Put time on your side
Put time on your side
To start with your investment process – we need to develop a strategy.
Develop specific strategies
Have a clear concise, and well-defined investment planning
process.
- Set Goals [make a plan]
- Get Experts help when needed [ understand the regulation environment]
- Set a time frame
- Establish risk tolerance
- Diversify
- Review plans
Which far ado let’s dive into it – let’s say you are 20
years which I wish I were, with the knowledge I have at my disposal yet that’s
a story for another day.
You are 20, and just out of university not saying this
process is only for those who went to university – you want to save for your
retirement.

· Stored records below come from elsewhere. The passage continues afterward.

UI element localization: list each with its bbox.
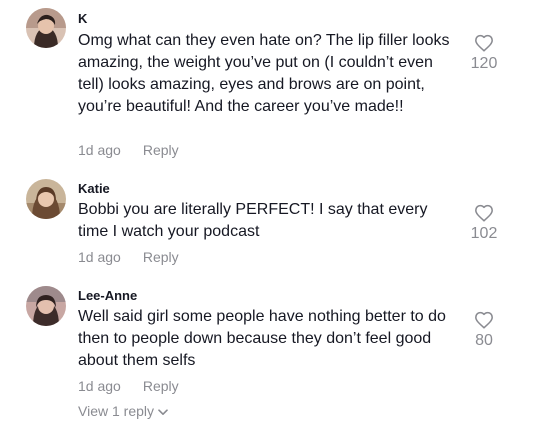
avatar[interactable] <box>26 179 66 219</box>
username[interactable]: K <box>78 11 87 27</box>
chevron-down-icon <box>158 409 168 415</box>
comment-meta: 1d ago Reply <box>78 141 179 159</box>
timestamp: 1d ago <box>78 378 121 394</box>
reply-button[interactable]: Reply <box>143 378 179 394</box>
like-count: 102 <box>470 225 498 242</box>
like-control: 80 <box>466 311 502 351</box>
heart-outline-icon[interactable] <box>474 204 494 222</box>
like-control: 102 <box>466 204 502 244</box>
heart-outline-icon[interactable] <box>474 34 494 52</box>
username[interactable]: Lee-Anne <box>78 288 137 304</box>
view-replies-button[interactable]: View 1 reply <box>78 402 168 420</box>
comment-text: Bobbi you are literally PERFECT! I say t… <box>78 201 428 240</box>
avatar[interactable] <box>26 286 66 326</box>
timestamp: 1d ago <box>78 249 121 265</box>
like-count: 120 <box>470 55 498 72</box>
timestamp: 1d ago <box>78 142 121 158</box>
comment-text: Omg what can they even hate on? The lip … <box>78 32 450 115</box>
like-count: 80 <box>475 332 493 349</box>
username[interactable]: Katie <box>78 181 110 197</box>
avatar[interactable] <box>26 8 66 48</box>
reply-button[interactable]: Reply <box>143 249 179 265</box>
view-replies-label: View 1 reply <box>78 403 155 419</box>
like-control: 120 <box>466 34 502 74</box>
comment-meta: 1d ago Reply <box>78 377 179 395</box>
comment-meta: 1d ago Reply <box>78 248 179 266</box>
heart-outline-icon[interactable] <box>474 311 494 329</box>
reply-button[interactable]: Reply <box>143 142 179 158</box>
comment-text: Well said girl some people have nothing … <box>78 308 446 369</box>
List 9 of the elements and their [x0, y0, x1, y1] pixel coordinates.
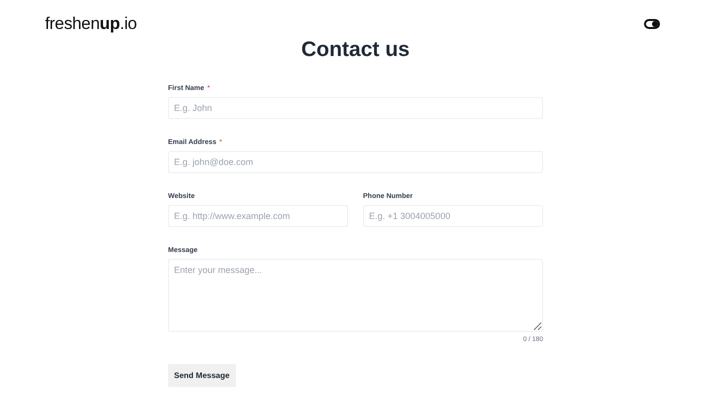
input-field[interactable]: E.g. John: [168, 97, 543, 119]
logo[interactable]: freshenup.io: [45, 14, 137, 34]
input-field[interactable]: E.g. +1 3004005000: [363, 205, 543, 227]
input-field[interactable]: E.g. http://www.example.com: [168, 205, 348, 227]
page-title: Contact us: [300, 38, 411, 62]
send-button[interactable]: Send Message: [168, 364, 236, 387]
theme-toggle-icon[interactable]: [644, 19, 660, 29]
input-field[interactable]: E.g. john@doe.com: [168, 151, 543, 173]
message-field[interactable]: Enter your message...: [168, 259, 543, 332]
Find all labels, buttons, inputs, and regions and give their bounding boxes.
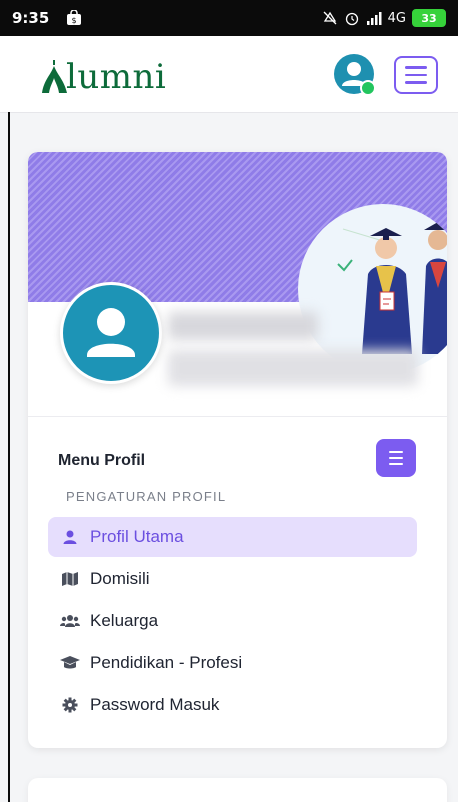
- menu-item-label: Keluarga: [90, 611, 159, 630]
- online-status-dot: [360, 80, 376, 96]
- profile-avatar[interactable]: [60, 282, 162, 384]
- map-icon: [60, 569, 80, 589]
- next-card: [28, 778, 447, 802]
- users-icon: [60, 611, 80, 631]
- menu-item-label: Password Masuk: [90, 695, 220, 714]
- profile-menu-list: Profil Utama Domisili Keluarga Pendidika…: [48, 517, 417, 727]
- hamburger-line: [389, 457, 403, 459]
- left-edge-line: [8, 112, 10, 802]
- gear-icon: [60, 695, 80, 715]
- section-label-pengaturan: PENGATURAN PROFIL: [66, 489, 227, 504]
- top-navbar: lumni: [0, 36, 458, 113]
- status-bar: 9:35 $ 4G 33: [0, 0, 458, 36]
- alarm-icon: [345, 12, 358, 26]
- network-type: 4G: [387, 10, 406, 26]
- graduation-cap-icon: [60, 653, 80, 673]
- hamburger-menu-button[interactable]: [394, 56, 438, 94]
- menu-item-label: Profil Utama: [90, 527, 184, 546]
- card-divider: [28, 416, 447, 417]
- menu-item-password-masuk[interactable]: Password Masuk: [48, 685, 417, 725]
- hamburger-line: [405, 81, 427, 84]
- alumni-logo[interactable]: lumni: [40, 50, 166, 94]
- graduation-illustration: [298, 204, 447, 374]
- phone-screen: 9:35 $ 4G 33 lumni Menu Profil PENGATURA…: [0, 0, 458, 802]
- menu-item-profil-utama[interactable]: Profil Utama: [48, 517, 417, 557]
- profile-card: Menu Profil PENGATURAN PROFIL Profil Uta…: [28, 152, 447, 748]
- hamburger-line: [405, 66, 427, 69]
- logo-text: lumni: [66, 57, 167, 97]
- user-icon: [87, 308, 135, 357]
- svg-text:$: $: [71, 16, 76, 25]
- hamburger-line: [405, 73, 427, 77]
- status-icons: 4G 33: [322, 9, 446, 27]
- menu-item-keluarga[interactable]: Keluarga: [48, 601, 417, 641]
- hamburger-line: [389, 463, 403, 465]
- user-avatar[interactable]: [334, 54, 376, 96]
- shopping-bag-icon: $: [67, 10, 81, 25]
- menu-profile-title: Menu Profil: [58, 452, 146, 469]
- menu-item-label: Pendidikan - Profesi: [90, 653, 243, 672]
- menu-item-domisili[interactable]: Domisili: [48, 559, 417, 599]
- profile-subtitle-redacted: [168, 350, 418, 386]
- user-icon: [60, 527, 80, 547]
- battery-indicator: 33: [412, 9, 446, 27]
- menu-item-label: Domisili: [90, 569, 150, 588]
- signal-icon: [366, 12, 382, 25]
- mosque-dome-logo-icon: [42, 60, 67, 93]
- menu-profile-toggle-button[interactable]: [376, 439, 416, 477]
- menu-item-pendidikan-profesi[interactable]: Pendidikan - Profesi: [48, 643, 417, 683]
- graduates-illustration-icon: [337, 222, 447, 354]
- status-time: 9:35: [12, 9, 50, 27]
- profile-name-redacted: [168, 312, 318, 340]
- mute-icon: [323, 11, 337, 25]
- hamburger-line: [389, 451, 403, 453]
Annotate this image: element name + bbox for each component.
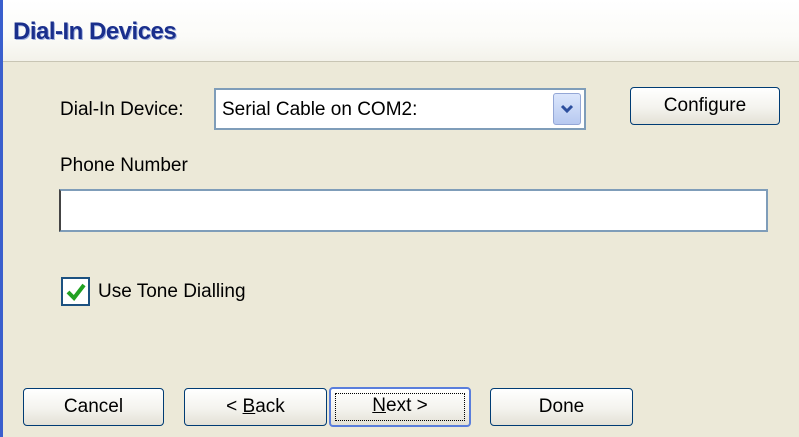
cancel-button[interactable]: Cancel xyxy=(23,388,164,426)
configure-button[interactable]: Configure xyxy=(630,87,780,125)
dialog-window: Dial-In Devices Dial-In Device: Serial C… xyxy=(0,0,799,437)
dropdown-button[interactable] xyxy=(553,93,581,125)
next-button[interactable]: Next > xyxy=(329,387,471,427)
window-title: Dial-In Devices xyxy=(13,18,177,45)
back-button[interactable]: < Back xyxy=(184,388,327,426)
chevron-down-icon xyxy=(560,104,574,114)
tone-dialling-label[interactable]: Use Tone Dialling xyxy=(98,281,246,303)
title-bar: Dial-In Devices xyxy=(3,0,799,62)
tone-dialling-checkbox[interactable] xyxy=(61,277,90,306)
checkmark-icon xyxy=(66,283,86,302)
phone-number-input[interactable] xyxy=(59,189,768,232)
done-button[interactable]: Done xyxy=(490,388,633,426)
phone-number-label: Phone Number xyxy=(60,155,188,176)
dial-in-device-select[interactable]: Serial Cable on COM2: xyxy=(214,88,586,130)
dial-in-device-value: Serial Cable on COM2: xyxy=(222,99,418,120)
dial-in-device-label: Dial-In Device: xyxy=(60,99,184,120)
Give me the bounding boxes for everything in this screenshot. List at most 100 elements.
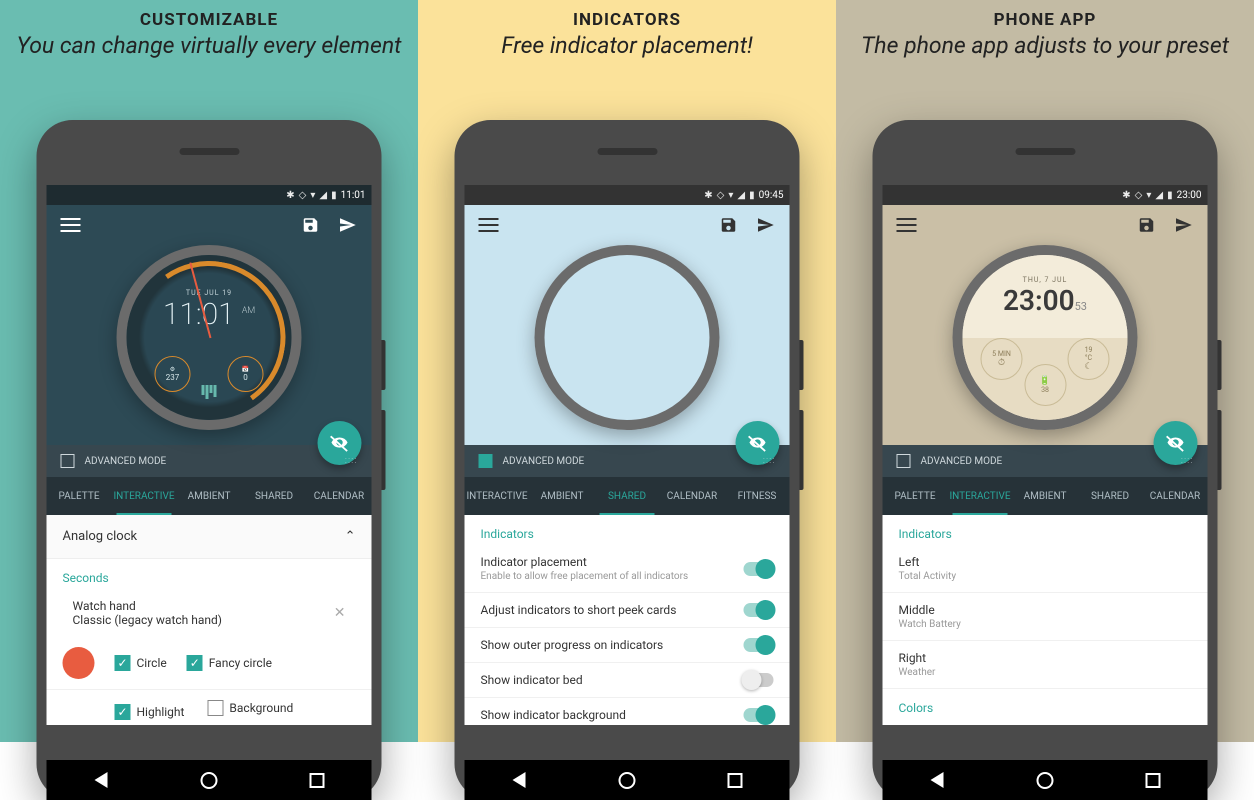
option-fancy-circle[interactable]: ✓Fancy circle bbox=[187, 655, 272, 671]
nav-recent[interactable] bbox=[306, 769, 328, 791]
advanced-label: ADVANCED MODE bbox=[503, 456, 585, 467]
phone-side-button bbox=[382, 340, 386, 390]
close-icon[interactable]: ✕ bbox=[334, 605, 346, 621]
nav-recent[interactable] bbox=[724, 769, 746, 791]
tab-bar: PALETTE INTERACTIVE AMBIENT SHARED CALEN… bbox=[47, 477, 372, 515]
chevron-up-icon: ⌃ bbox=[345, 529, 356, 544]
phone-screen: ✱ ◇ ▾ ◢ ▮ 09:45 bbox=[465, 185, 790, 725]
settings-content: Analog clock ⌃ Seconds Watch hand Classi… bbox=[47, 515, 372, 725]
watch-preview[interactable]: 👣57 19Jul bbox=[535, 245, 720, 430]
toggle-switch[interactable] bbox=[744, 562, 774, 576]
section-title: Indicators bbox=[883, 515, 1208, 545]
wifi-icon: ▾ bbox=[310, 190, 315, 201]
phone-side-button bbox=[382, 410, 386, 490]
phone-side-button bbox=[800, 340, 804, 390]
nav-home[interactable] bbox=[198, 769, 220, 791]
nav-recent[interactable] bbox=[1142, 769, 1164, 791]
drag-handle-icon[interactable]: :::: bbox=[345, 456, 358, 466]
toggle-switch[interactable] bbox=[744, 673, 774, 687]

How much must you save each year at 10% to accomplish the goal of a
million at age 65?
The answer is that it will take a lot of effort, and some
discipline – R 4 000 per year that’s a lot of money to some people, I also
thought it was before I could even start taking my life seriously.
The price is going up, but it is not yet out of our reach.
What happens if we wait until even longer?
·
At age 30, the annual cost of meeting our goal
has grown to R 10 000 a year.
·
At age 40, there are 25 years remaining to age
65 and the cost to fund your retirement supplement is now over R 28 000
per year.
·
At age 50 means that there are only 15 years
until your planned retirement, but you will need to do deposit R 85 000
each year to achieve your retirement target.
·
At age 60, it means that there are only 5 years
left. R 450 000 is required each year to fund your retirement plan – the
choice is yours here, either you work your butt-off until 80 or you find a way
like most of the guys who went and become millions with there big hairy ideas
after they went pass, they retirement time. R 450 000 is way out of the
question and not everyone has this kind of money laying there but many people
find themselves in this situation, and the common reaction is to wonder how it
will feel to still be working at age 80.
It is not always possible to start early, but the earlier we
start the lighter the burden.
The cost of reaching our financial goal does go up each day
– it is extremely easy to put off retirement planning. There is always a good
excuse, so be aware and try not to let it happen to you.
IN CONCLUSIONS
Saving for your retirement is one of the longest and biggest financial commitments you will make. With access to investments that other funds cannot offer, and their long-term track record, investment companies make a compelling case as part of a balanced portfolio for retirement. And with savers now having unprecedented freedom over how they can take their pension, now is the perfect time to learn about the unique advantages of investment companies in delivering a higher or growing income in retirement. In any case, even small amounts of savings will add up over time, particularly if they’re well invested. Regular saving works really well with pensions. You’re investing consistently over an extended period.